Last month, another RT journalist, William Whiteman, managed to sneak in and get exclusive footage from the city of Cizre, occupied by Turkish forces. He revealed numerous atrocities that had been carried out during the course of Ankara's military operation in Turkish Kurdistan.
Then, the journalist told that he visited a basement floor where 50 people had been burned alive. However, Turkish forces removed all the bodies to hide the fact that civilians had been killed.
According to the Turkish military, during the operation over 1,000 terrorists were killed. At the same time, locals said that in Cizre alone 500-600 civilians had been killed.
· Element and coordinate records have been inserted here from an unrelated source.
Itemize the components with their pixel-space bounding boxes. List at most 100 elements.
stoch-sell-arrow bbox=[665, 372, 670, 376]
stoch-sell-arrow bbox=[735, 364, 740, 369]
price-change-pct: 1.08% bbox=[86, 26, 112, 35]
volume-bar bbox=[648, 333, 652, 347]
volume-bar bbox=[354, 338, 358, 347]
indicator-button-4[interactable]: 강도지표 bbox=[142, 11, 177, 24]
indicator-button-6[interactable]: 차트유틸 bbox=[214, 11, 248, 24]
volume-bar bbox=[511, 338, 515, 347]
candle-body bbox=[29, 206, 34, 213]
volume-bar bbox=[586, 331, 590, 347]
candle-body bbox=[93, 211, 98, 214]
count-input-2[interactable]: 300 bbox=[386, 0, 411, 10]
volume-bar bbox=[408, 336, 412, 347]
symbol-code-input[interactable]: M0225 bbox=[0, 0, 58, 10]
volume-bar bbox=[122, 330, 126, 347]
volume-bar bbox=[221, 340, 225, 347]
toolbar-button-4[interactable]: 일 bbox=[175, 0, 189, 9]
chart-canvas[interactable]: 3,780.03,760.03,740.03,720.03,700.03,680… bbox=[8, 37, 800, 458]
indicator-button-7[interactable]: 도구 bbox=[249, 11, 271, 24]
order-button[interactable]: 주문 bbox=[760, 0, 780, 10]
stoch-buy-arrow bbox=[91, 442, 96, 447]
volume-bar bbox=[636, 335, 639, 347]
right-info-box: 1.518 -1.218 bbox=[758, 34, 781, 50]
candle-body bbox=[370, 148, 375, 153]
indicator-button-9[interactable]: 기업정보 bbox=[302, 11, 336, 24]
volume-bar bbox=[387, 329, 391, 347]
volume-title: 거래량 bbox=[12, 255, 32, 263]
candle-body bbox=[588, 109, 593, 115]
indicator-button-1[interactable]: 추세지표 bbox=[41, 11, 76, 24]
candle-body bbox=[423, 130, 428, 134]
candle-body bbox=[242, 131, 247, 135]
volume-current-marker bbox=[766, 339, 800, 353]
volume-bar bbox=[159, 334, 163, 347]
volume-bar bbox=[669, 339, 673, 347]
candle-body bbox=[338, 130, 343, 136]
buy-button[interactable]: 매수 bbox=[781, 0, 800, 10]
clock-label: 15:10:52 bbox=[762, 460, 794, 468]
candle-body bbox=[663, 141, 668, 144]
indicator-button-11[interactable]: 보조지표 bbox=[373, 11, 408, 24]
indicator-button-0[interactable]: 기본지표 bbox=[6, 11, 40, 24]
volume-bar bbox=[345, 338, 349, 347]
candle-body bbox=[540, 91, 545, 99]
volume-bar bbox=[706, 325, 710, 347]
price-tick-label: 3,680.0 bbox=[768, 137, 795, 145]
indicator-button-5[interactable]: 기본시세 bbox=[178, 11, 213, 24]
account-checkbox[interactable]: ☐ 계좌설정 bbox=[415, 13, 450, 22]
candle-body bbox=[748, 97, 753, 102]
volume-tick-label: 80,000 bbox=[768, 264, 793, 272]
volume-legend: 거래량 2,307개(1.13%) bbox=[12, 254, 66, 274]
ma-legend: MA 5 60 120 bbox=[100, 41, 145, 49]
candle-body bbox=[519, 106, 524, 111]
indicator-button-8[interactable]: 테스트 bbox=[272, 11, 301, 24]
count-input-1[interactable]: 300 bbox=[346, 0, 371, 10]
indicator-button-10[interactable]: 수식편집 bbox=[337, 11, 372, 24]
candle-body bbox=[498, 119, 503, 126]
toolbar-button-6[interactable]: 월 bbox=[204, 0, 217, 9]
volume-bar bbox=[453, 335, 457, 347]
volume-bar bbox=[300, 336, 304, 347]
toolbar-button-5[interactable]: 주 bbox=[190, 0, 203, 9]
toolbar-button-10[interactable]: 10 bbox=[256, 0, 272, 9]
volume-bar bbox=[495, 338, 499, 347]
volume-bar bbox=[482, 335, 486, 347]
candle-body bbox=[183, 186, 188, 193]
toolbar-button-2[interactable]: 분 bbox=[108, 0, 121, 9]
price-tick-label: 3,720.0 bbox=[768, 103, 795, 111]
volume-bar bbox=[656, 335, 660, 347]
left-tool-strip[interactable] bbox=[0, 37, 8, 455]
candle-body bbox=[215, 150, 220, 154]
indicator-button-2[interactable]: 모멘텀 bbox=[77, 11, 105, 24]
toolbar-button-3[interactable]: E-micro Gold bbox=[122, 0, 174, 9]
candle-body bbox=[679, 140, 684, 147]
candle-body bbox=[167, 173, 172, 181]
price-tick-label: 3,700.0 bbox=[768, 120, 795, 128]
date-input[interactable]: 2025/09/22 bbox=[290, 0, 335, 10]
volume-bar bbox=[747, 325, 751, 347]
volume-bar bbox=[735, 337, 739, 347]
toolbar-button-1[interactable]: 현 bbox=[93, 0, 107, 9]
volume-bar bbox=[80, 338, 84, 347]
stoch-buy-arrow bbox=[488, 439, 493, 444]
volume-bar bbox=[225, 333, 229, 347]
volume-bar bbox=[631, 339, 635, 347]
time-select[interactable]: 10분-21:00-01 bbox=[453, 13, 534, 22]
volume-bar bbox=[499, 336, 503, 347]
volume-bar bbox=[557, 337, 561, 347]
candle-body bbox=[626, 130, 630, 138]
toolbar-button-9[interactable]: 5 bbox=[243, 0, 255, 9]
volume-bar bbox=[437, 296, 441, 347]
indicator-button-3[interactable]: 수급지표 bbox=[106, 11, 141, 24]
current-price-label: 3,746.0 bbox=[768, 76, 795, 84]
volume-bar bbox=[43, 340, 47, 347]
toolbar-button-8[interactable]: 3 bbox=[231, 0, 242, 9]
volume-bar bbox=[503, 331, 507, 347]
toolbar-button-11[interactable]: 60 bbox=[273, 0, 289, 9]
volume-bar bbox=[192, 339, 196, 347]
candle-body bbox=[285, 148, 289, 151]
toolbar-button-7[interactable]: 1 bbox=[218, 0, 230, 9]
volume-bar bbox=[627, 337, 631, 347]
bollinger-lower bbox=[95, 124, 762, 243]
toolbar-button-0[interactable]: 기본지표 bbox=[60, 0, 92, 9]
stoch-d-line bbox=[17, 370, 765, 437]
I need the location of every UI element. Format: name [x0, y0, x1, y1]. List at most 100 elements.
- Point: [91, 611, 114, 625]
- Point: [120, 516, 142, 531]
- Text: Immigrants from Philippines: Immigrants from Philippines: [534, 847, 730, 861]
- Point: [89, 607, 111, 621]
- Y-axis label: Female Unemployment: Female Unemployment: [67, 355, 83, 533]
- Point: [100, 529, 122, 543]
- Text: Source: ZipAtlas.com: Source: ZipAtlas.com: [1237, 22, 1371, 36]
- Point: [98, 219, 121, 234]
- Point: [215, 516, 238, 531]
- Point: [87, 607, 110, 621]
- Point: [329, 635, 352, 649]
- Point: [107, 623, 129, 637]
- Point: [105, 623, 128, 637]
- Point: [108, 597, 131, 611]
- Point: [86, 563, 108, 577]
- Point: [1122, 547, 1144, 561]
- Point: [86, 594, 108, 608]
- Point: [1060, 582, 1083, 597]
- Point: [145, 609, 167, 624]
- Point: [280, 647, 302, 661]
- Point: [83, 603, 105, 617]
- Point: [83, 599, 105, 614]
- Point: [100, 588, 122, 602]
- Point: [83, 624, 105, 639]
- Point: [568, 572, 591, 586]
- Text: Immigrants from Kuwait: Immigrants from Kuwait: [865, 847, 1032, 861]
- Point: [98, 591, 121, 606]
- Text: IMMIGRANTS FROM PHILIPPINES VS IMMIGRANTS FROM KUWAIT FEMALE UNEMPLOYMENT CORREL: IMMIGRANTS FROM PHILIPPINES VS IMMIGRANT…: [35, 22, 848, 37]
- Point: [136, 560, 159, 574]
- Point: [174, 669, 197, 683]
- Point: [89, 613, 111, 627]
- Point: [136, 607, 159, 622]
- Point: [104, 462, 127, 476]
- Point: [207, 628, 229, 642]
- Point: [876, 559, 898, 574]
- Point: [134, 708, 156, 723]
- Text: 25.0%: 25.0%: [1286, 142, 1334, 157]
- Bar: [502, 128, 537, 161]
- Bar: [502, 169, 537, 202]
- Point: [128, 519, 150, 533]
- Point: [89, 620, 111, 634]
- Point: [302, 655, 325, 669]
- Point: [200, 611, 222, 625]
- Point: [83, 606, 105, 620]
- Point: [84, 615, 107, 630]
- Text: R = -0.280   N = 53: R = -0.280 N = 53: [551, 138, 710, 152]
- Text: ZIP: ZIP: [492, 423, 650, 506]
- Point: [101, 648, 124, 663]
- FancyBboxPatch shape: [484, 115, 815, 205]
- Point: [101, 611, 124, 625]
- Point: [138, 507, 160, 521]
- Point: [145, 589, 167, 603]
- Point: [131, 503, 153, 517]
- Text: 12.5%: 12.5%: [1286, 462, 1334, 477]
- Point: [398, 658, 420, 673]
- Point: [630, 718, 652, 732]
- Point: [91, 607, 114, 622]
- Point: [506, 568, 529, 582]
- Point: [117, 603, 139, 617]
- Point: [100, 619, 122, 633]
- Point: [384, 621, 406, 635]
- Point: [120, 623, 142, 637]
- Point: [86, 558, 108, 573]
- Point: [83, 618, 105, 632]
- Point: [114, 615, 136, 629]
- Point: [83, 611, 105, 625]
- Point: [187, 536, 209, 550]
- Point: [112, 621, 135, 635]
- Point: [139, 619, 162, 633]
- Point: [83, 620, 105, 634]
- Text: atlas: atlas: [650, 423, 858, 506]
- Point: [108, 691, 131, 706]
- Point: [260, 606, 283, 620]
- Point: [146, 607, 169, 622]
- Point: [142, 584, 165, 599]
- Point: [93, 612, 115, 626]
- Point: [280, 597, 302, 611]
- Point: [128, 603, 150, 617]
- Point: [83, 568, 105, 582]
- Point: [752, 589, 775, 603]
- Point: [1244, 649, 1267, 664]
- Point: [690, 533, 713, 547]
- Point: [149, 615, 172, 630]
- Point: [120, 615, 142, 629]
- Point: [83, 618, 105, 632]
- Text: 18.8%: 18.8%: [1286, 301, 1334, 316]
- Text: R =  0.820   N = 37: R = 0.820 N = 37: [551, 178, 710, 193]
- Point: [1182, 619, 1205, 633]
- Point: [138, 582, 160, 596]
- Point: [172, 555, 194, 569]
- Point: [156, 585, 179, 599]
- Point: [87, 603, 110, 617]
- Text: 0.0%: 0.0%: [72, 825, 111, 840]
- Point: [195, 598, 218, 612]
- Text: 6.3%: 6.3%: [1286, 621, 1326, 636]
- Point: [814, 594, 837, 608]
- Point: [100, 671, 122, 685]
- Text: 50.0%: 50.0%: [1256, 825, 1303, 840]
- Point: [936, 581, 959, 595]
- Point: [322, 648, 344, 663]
Tank targets bldng in the middle of #Nusaybin — what #Turkey has been doing in 3 towns in SE Turkey for 30+ days now pic.twitter.com/0RpvDxCOjM
— Mare (@nighttides) 17 апреля 2016 г.
"I think that thousands of civilians were killed in southeastern Turkey during the operation. Sometimes Turkish forces are especially brutal. They can impose a curfew in the area and then shell with heavy artillery. In the basement floor of one of the buildings 150 people were killed in a fire," the journalist said.
Syria isn't the only country whose residents have been shelled by the Turkish Army. In March, the Turkish Air Force sent six warplanes to bomb villages in northern Iraq, suspecting PKK members hiding in these places.